Carl Malamud runs PublicResource.org, a group whose mission is to make government data more accessible. He says government data streams have multiplied, and businesses that tap into them number in the tens of thousands.
Carl Malamud: I think it’s pervasive. It’s like saying how many companies use roads.
Malamud points to stock brokers who use data from the Security and Exchange Commission, Hollywood filmmakers who use government footage, and mapping services that start with free GPS from the military. And, he says, you don’t have to a big business to get in on the act.
Malamud: And it’s becoming much easier with the decrease in disk space cost and computing power and Internet bandwidth for a small start up to do something with it.
Easier yes, but also more competitive. Take that example of online mapping services. Now you have free Google maps that make money on ads, and just plain free wiki maps. To make money, startups have to come up with a niche.

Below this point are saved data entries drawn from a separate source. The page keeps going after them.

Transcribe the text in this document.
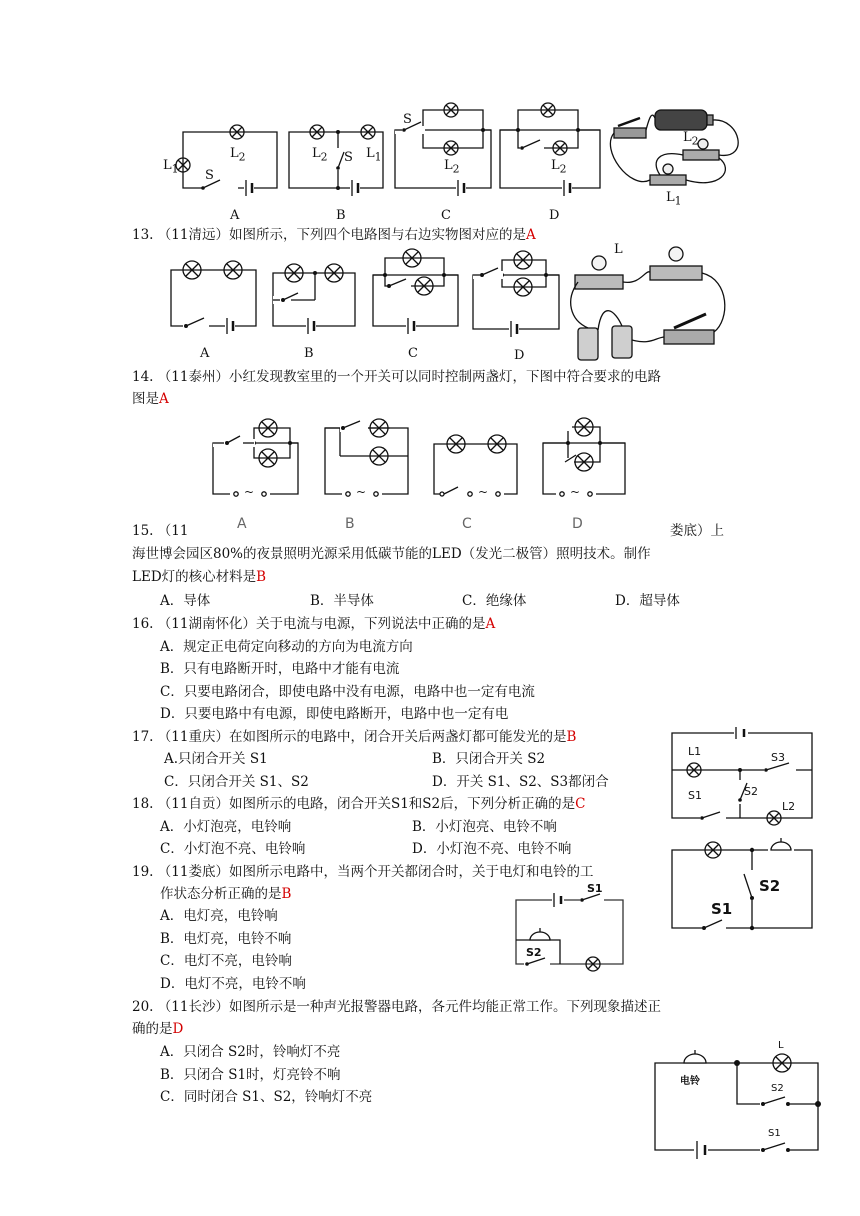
$L_2$
$L_1$ S
$L_2$ S $L_1$
S
$L_2$	$L_2$
$L_2$
$L_1$
A	B	C	D
13. （11清远）如图所示，下列四个电路图与右边实物图对应的是A
L
A	B	C	D
14. （11泰州）小红发现教室里的一个开关可以同时控制两盏灯，下图中符合要求的电路
图是A
~	~	~	~
A	B	C	D
15. （11	娄底）上
海世博会园区80%的夜景照明光源采用低碳节能的LED（发光二极管）照明技术。制作
LED灯的核心材料是B
A．导体	B．半导体	C．绝缘体	D．超导体
16. （11湖南怀化）关于电流与电源，下列说法中正确的是A
A．规定正电荷定向移动的方向为电流方向
B．只有电路断开时，电路中才能有电流
C．只要电路闭合，即使电路中没有电源，电路中也一定有电流
D．只要电路中有电源，即使电路断开，电路中也一定有电
17. （11重庆）在如图所示的电路中，闭合开关后两盏灯都可能发光的是B
A.只闭合开关 S1	B．只闭合开关 S2
C．只闭合开关 S1、S2	D．开关 S1、S2、S3都闭合
L1	S3
S1	S2
L2
18. （11自贡）如图所示的电路，闭合开关S1和S2后，下列分析正确的是C
A．小灯泡亮，电铃响	B．小灯泡亮、电铃不响
C．小灯泡不亮、电铃响	D．小灯泡不亮、电铃不响
S1
S2
19. （11娄底）如图所示电路中，当两个开关都闭合时，关于电灯和电铃的工
作状态分析正确的是B
A．电灯亮，电铃响
B．电灯亮，电铃不响
C．电灯不亮，电铃响
D．电灯不亮，电铃不响
S1
S2
20. （11长沙）如图所示是一种声光报警器电路，各元件均能正常工作。下列现象描述正
确的是D
A．只闭合 S2时，铃响灯不亮
B．只闭合 S1时，灯亮铃不响
C．同时闭合 S1、S2，铃响灯不亮
电铃
L
S2
S1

Ian White is behind start-up Urban Mapping:
Ian White: If you wanted to ask a question and say “Find me the parts of the United States that are within 1 mile of a transit station, had a 60 percent or higher voter turnout and are in a poorly performing school district, we can tell you that information on the fly.
And with the upcoming census figures, new health care data, and increased government openness, there are only more business opportunities to come.
I’m Sabri Ben-Achour for Marketplace.